It should be remembered that, in accordance with article 60.1 of the UPCA, the applicant must provide reasonably accessible evidence, in line with directive 2004/48 (art. 7). French experience has shown that this new requirement, which stems from the principle of proportionality of measures (balance of interests between the alleged infringement and the rights of the seized party), most often involves comparing the evidence held against either, at the very least, the main claim of the patent, or, if possible, against all the claims for which there is evidence of infringement. While this system may be criticized from a fundamental point of view (the proportionality check should only affect the measures and not the admissibility of the request), in practice it works well, since orders are almost systematically granted and, de facto, the requirement of evidence of infringement serves only to delimit the measures, so that they are indeed proportional.
However, in contrast to this practice, the Italian local division of the UPC seems to have been satisfied with criticizable hints of infringement, without requiring any demonstration from the applicant.
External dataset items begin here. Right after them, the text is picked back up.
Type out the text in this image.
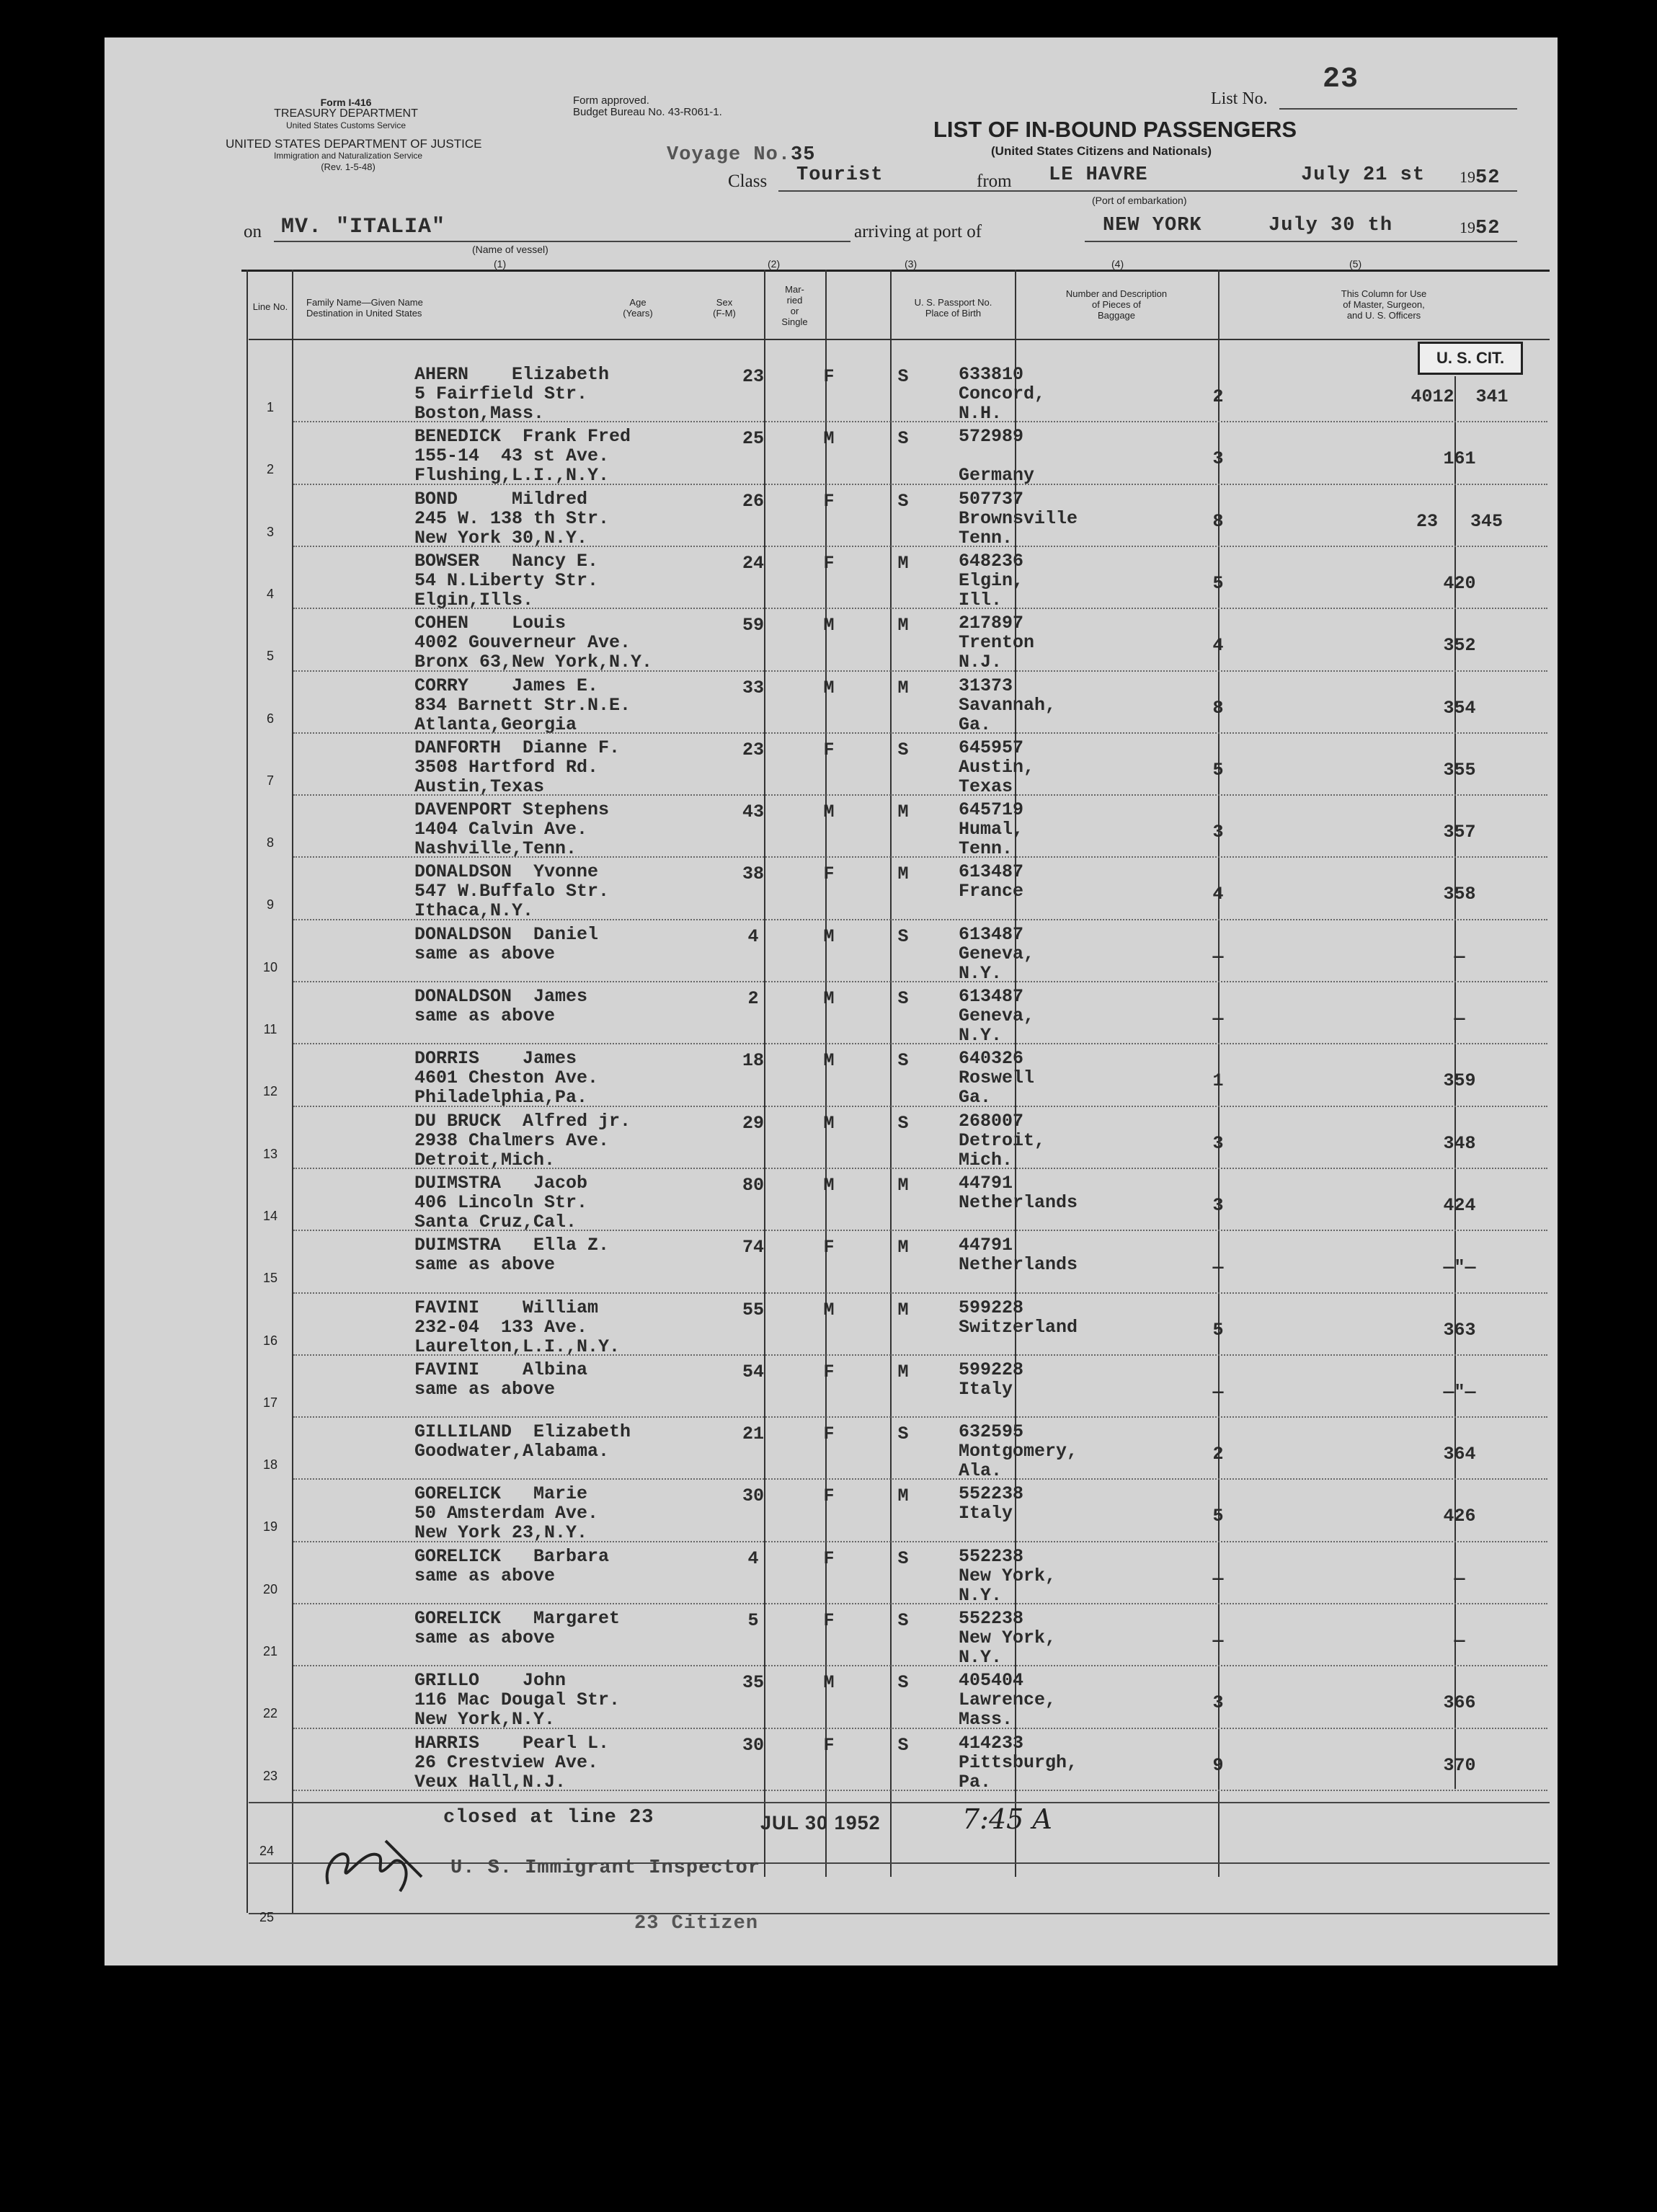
Form I-416
TREASURY DEPARTMENT
United States Customs Service
UNITED STATES DEPARTMENT OF JUSTICE
Immigration and Naturalization Service
(Rev. 1-5-48)
Form approved.
Budget Bureau No. 43-R061-1.
List No.
23
LIST OF IN-BOUND PASSENGERS
(United States Citizens and Nationals)
Voyage No.35
Class Tourist	from LE HAVRE	July 21 st 1952
(Port of embarkation)
on MV. "ITALIA"
(Name of vessel)
arriving at port of	NEW YORK	July 30 th	1952
(1)	(2)	(3)	(4)	(5)
Line No.	Family Name—Given Name
Destination in United States
Age
(Years)
Sex
(F-M)
Mar-
ried
or
Single
U. S. Passport No.
Place of Birth
Number and Description
of Pieces of
Baggage
This Column for Use
of Master, Surgeon,
and U. S. Officers
U. S. CIT.
1
AHERN    Elizabeth
5 Fairfield Str.
Boston,Mass.
23	F	S	633810
Concord,
N.H.
2	4012  341
2
BENEDICK  Frank Fred
155-14  43 st Ave.
Flushing,L.I.,N.Y.
25	M	S	572989

Germany
3	161
3
BOND     Mildred
245 W. 138 th Str.
New York 30,N.Y.
26	F	S	507737
Brownsville
Tenn.
8	23   345
4
BOWSER   Nancy E.
54 N.Liberty Str.
Elgin,Ills.
24	F	M	648236
Elgin,
Ill.
5	420
5
COHEN    Louis
4002 Gouverneur Ave.
Bronx 63,New York,N.Y.
59	M	M	217897
Trenton
N.J.
4	352
6
CORRY    James E.
834 Barnett Str.N.E.
Atlanta,Georgia
33	M	M	31373
Savannah,
Ga.
8	354
7
DANFORTH  Dianne F.
3508 Hartford Rd.
Austin,Texas
23	F	S	645957
Austin,
Texas
5	355
8
DAVENPORT Stephens
1404 Calvin Ave.
Nashville,Tenn.
43	M	M	645719
Humal,
Tenn.
3	357
9
DONALDSON  Yvonne
547 W.Buffalo Str.
Ithaca,N.Y.
38	F	M	613487
France	4	358
10
DONALDSON  Daniel
same as above
4	M	S	613487
Geneva,
N.Y.
—	—
11
DONALDSON  James
same as above
2	M	S	613487
Geneva,
N.Y.
—	—
12
DORRIS    James
4601 Cheston Ave.
Philadelphia,Pa.
18	M	S	640326
Roswell
Ga.
1	359
13
DU BRUCK  Alfred jr.
2938 Chalmers Ave.
Detroit,Mich.
29	M	S	268007
Detroit,
Mich.
3	348
14
DUIMSTRA   Jacob
406 Lincoln Str.
Santa Cruz,Cal.
80	M	M	44791
Netherlands	3	424
15
DUIMSTRA   Ella Z.
same as above
74	F	M	44791
Netherlands	—	—"—
16
FAVINI    William
232-04  133 Ave.
Laurelton,L.I.,N.Y.
55	M	M	599228
Switzerland	5	363
17
FAVINI    Albina
same as above
54	F	M	599228
Italy	—	—"—
18
GILLILAND  Elizabeth
Goodwater,Alabama.
21	F	S	632595
Montgomery,
Ala.
2	364
19
GORELICK   Marie
50 Amsterdam Ave.
New York 23,N.Y.
30	F	M	552238
Italy	5	426
20
GORELICK   Barbara
same as above
4	F	S	552238
New York,
N.Y.
—	—
21
GORELICK   Margaret
same as above
5	F	S	552238
New York,
N.Y.
—	—
22
GRILLO    John
116 Mac Dougal Str.
New York,N.Y.
35	M	S	405404
Lawrence,
Mass.
3	366
23
HARRIS    Pearl L.
26 Crestview Ave.
Veux Hall,N.J.
30	F	S	414233
Pittsburgh,
Pa.
9	370
24
25
closed at line 23	JUL 30 1952	7:45 A
U. S. Immigrant Inspector
23 Citizen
In fact, the Court contented itself with the following elements: copies of four photos of machines displayed on the stand, a copy of a poster displayed on the same stand, a video of the Bhagat Machine, and a technical opinion. Unfortunately, we don’t have any information on the expert’s technical opinion, but I’ll put forward a (highly probable) hypothesis here. We can deduce from its title that it should not be an opinion of a Patent Attorney, and therefore that it is rather a technical opinion concerning the reproduction of the applicant’s machine which implements the patent. Moreover, since the applicant does not appear to have the machines in question at his disposal, since he wishes to preserve proof of infringement through seizure, he is not in a position to compare these machines either to his own machine or to the patent. In other words, the technical opinion provided should not contain any comparison of the patent with the machines in question.
Thus, the threshold for admissibility of the request is low, in line with what could be deduced from the two-stage mechanism introduced by the UPC: hints of infringement (art. 60.1 UPCA), which condition the granting of the order, followed by a balance of interests, in order to determine whether the measures granted are proportionate. Moreover, the judges appear to have based their decision on hints that did not concern patent infringement, but rather the reproduction of a machine owned by the applicant, which itself is supposed to reproduce the patent. Indeed, there seems to be confusion between the reproduction of the machine and the reproduction of the patent: common confusion of the patent with what it may lead to. No comparison is made with the patent. As a result, the judges were unable to determine whether there was any real plausibility of infringement, nor could they determine whether the measures were too extensive, or otherwise not proportional.